O'ndan başkasına ümit bağlarsam, benim ümidim hiçe çıkar. Hamt Allah’a
mahsustur ki, işlerimi O üzerine aldı ve beni onurlandırdı. Beni, halka terk
etmeyerek halkın küçümsemesinden kurtardı. Hamt O Allah’a mahsustur ki, benden
gani olduğu halde kendisini bana dost kıldı. Hamt O Allah’a mahsustur ki, hiç
bir günah işlememişim gibi bana yumuşak davranıyor, Benim nezdimde övgüye en
layık olan Rabbimdir ve ben O’na hamt ediyorum.
Allahım; ben,
istekleri sana yöneltmenin yolunu açık görüyorum. Sana doğru coşan ümit pınarlarını
dolu buluyorum. Sana ümit besleyene yardımın lütfünle hazırdır. Seni
çağıranların yüzüne duâ kapıları açıktır. Biliyorum ki, ümit edenlerin hacetini
yerine getiren; perişan olanların hallerini gözeten gerçekten de sensin. Ve
biliyorum ki senin kerem ve ihsanın için yakarmak, kaza ve kaderine rıza
göstermek cimrilerin tutumlarına karşı bana bir mükafattır Ve dünya
taliplerinin ellerindekinden ihtiyaçsızlıktır.
Sana doğru
hareket edenin mesafesi yakındır. Muhakkak ki, kullarınla aranda bir engel koymamışsın
(seni basiret gözüyle müşahede edebilirler). Fakat ne var ki, insanların
yaptıkları, onlara bir engel teşkil ediyor. Ben, isteğimi senin kapına
getirmişim. Hacetimi sana bildiriyorum; sana sığınıyorum, yakarışımı sana aracı
kılıyorum; halbuki, duâmın katında kabul olunmasına ve affına layık değilim.
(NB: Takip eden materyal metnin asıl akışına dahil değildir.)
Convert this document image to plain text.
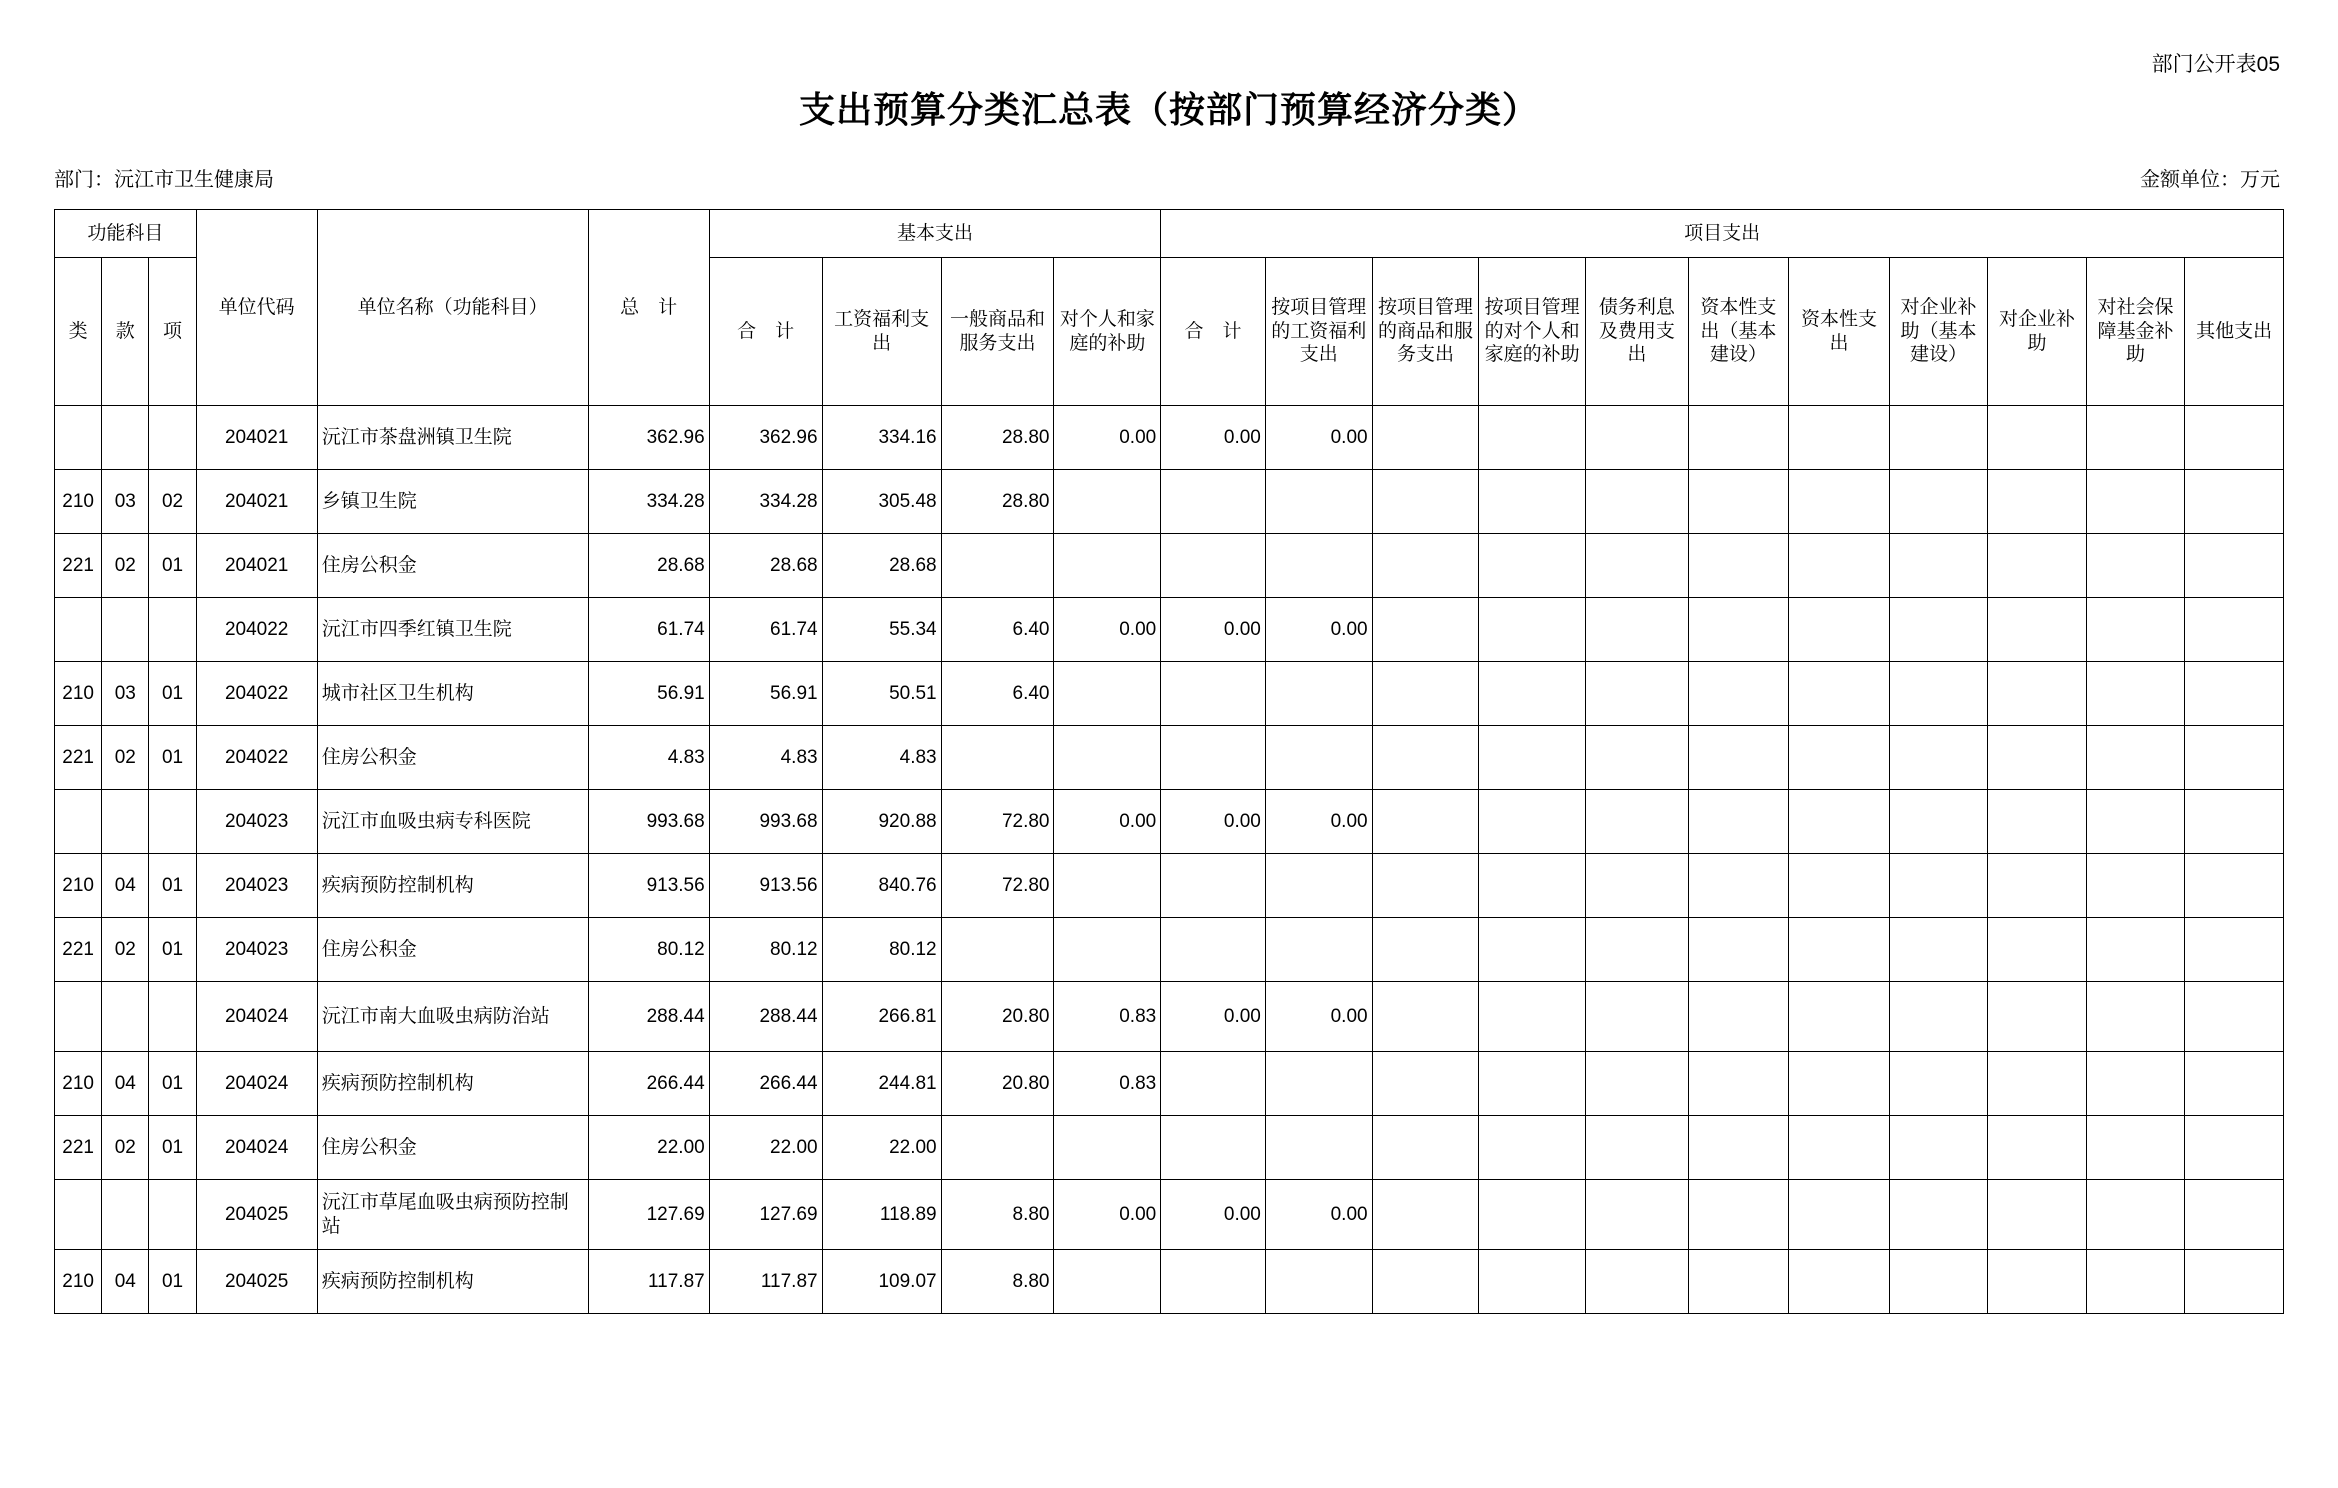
部门公开表05
支出预算分类汇总表（按部门预算经济分类）
部门：沅江市卫生健康局	金额单位：万元
功能科目			单位代码	单位名称（功能科目）	总　计	基本支出				项目支出										
类	款	项				合　计	工资福利支出	一般商品和服务支出	对个人和家庭的补助	合　计	按项目管理的工资福利支出	按项目管理的商品和服务支出	按项目管理的对个人和家庭的补助	债务利息及费用支出	资本性支出（基本建设）	资本性支出	对企业补助（基本建设）	对企业补助	对社会保障基金补助	其他支出
			204021	沅江市茶盘洲镇卫生院	362.96	362.96	334.16	28.80	0.00	0.00	0.00									
210	03	02	204021	乡镇卫生院	334.28	334.28	305.48	28.80												
221	02	01	204021	住房公积金	28.68	28.68	28.68													
			204022	沅江市四季红镇卫生院	61.74	61.74	55.34	6.40	0.00	0.00	0.00									
210	03	01	204022	城市社区卫生机构	56.91	56.91	50.51	6.40												
221	02	01	204022	住房公积金	4.83	4.83	4.83													
			204023	沅江市血吸虫病专科医院	993.68	993.68	920.88	72.80	0.00	0.00	0.00									
210	04	01	204023	疾病预防控制机构	913.56	913.56	840.76	72.80												
221	02	01	204023	住房公积金	80.12	80.12	80.12													
			204024	沅江市南大血吸虫病防治站	288.44	288.44	266.81	20.80	0.83	0.00	0.00									
210	04	01	204024	疾病预防控制机构	266.44	266.44	244.81	20.80	0.83											
221	02	01	204024	住房公积金	22.00	22.00	22.00													
			204025	沅江市草尾血吸虫病预防控制站	127.69	127.69	118.89	8.80	0.00	0.00	0.00									
210	04	01	204025	疾病预防控制机构	117.87	117.87	109.07	8.80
Ama ben, senin keremine güveniyor ve vaadinin doğruluğuyla huzur buluyorum.
Birliğine olan imanım, senden başka Rabbim olmadığına dair yakin ve marifetimle
sana yöneliyorum. Senden başka tapılacak hiç bir mabut yoktur, birsin ve
ortağın yoktur.
Allahım;
“Allah’ın fazlından isteyin; Allah daima sizlere karşı şefkatlidir-merhametlidir”
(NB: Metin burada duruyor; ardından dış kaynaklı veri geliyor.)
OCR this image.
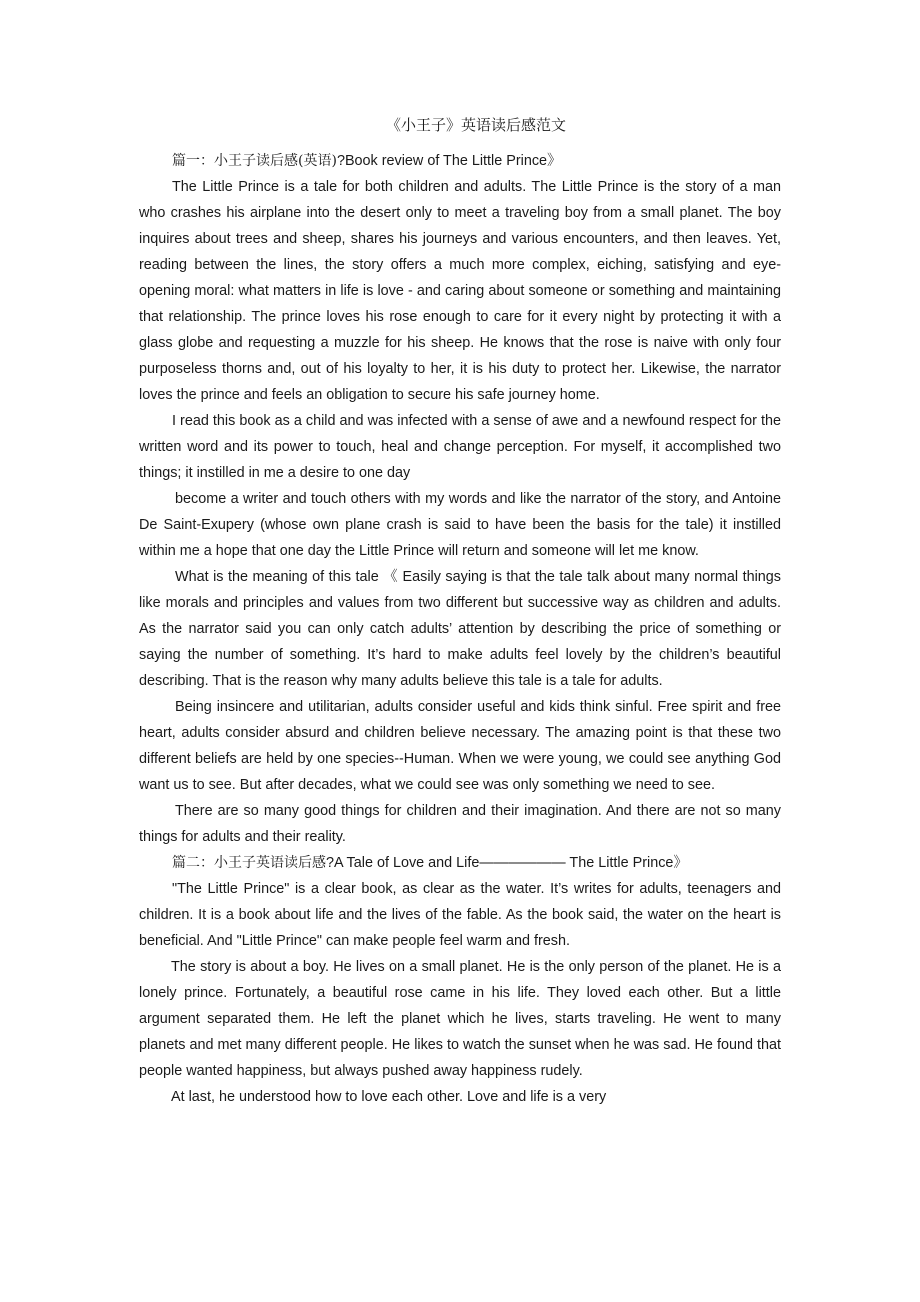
《小王子》英语读后感范文
篇一：小王子读后感(英语)?Book review of The Little Prince》

The Little Prince is a tale for both children and adults. The Little Prince is the story of a man who crashes his airplane into the desert only to meet a traveling boy from a small planet. The boy inquires about trees and sheep, shares his journeys and various encounters, and then leaves. Yet, reading between the lines, the story offers a much more complex, eiching, satisfying and eye-opening moral: what matters in life is love - and caring about someone or something and maintaining that relationship. The prince loves his rose enough to care for it every night by protecting it with a glass globe and requesting a muzzle for his sheep. He knows that the rose is naive with only four purposeless thorns and, out of his loyalty to her, it is his duty to protect her. Likewise, the narrator loves the prince and feels an obligation to secure his safe journey home.

I read this book as a child and was infected with a sense of awe and a newfound respect for the written word and its power to touch, heal and change perception. For myself, it accomplished two things; it instilled in me a desire to one day

become a writer and touch others with my words and like the narrator of the story, and Antoine De Saint-Exupery (whose own plane crash is said to have been the basis for the tale) it instilled within me a hope that one day the Little Prince will return and someone will let me know.

What is the meaning of this tale 《 Easily saying is that the tale talk about many normal things like morals and principles and values from two different but successive way as children and adults. As the narrator said you can only catch adults’ attention by describing the price of something or saying the number of something. It’s hard to make adults feel lovely by the children’s beautiful describing. That is the reason why many adults believe this tale is a tale for adults.

Being insincere and utilitarian, adults consider useful and kids think sinful. Free spirit and free heart, adults consider absurd and children believe necessary. The amazing point is that these two different beliefs are held by one species--Human. When we were young, we could see anything God want us to see. But after decades, what we could see was only something we need to see.

There are so many good things for children and their imagination. And there are not so many things for adults and their reality.

篇二：小王子英语读后感?A Tale of Love and Life—————— The Little Prince》

"The Little Prince" is a clear book, as clear as the water. It’s writes for adults, teenagers and children. It is a book about life and the lives of the fable. As the book said, the water on the heart is beneficial. And "Little Prince" can make people feel warm and fresh.

The story is about a boy. He lives on a small planet. He is the only person of the planet. He is a lonely prince. Fortunately, a beautiful rose came in his life. They loved each other. But a little argument separated them. He left the planet which he lives, starts traveling. He went to many planets and met many different people. He likes to watch the sunset when he was sad. He found that people wanted happiness, but always pushed away happiness rudely.

At last, he understood how to love each other. Love and life is a very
diye buyuran sensin. Sözün haktır ve vaadin doğrudur. Ey mevlam, kullarına,
senden hacet istemeği emrettiğin halde onları bahşişinden mahrum etmek senin
şanından uzaktır. Sen, kullarına sayısız bahşişlerde bulunansın. Kullarına,
sürekli şefkatli ve raufsun. Allahım; küçüklüğümde nimetlerinle beni eğiten ve
büyüdüğümde, ismimi yücelten sensin. Ey dünyada beni ihsan ve lütfüyle terbiye
eden ve ahirette kendi af ve keremine ümitlendiren (Rabbim),Ey Mevlam! Beni
sana yönlendiren seni tanımamdır ve sana olan sevgim senin katında
şefaatçimdir. Ben kendi kılavuz ve şefaatçimin doğruluğundan eminim.
Ey mevlam!
Günahının çokluğundan konuşmayan bir dille seni çağırıyorum. Ey Rabbim!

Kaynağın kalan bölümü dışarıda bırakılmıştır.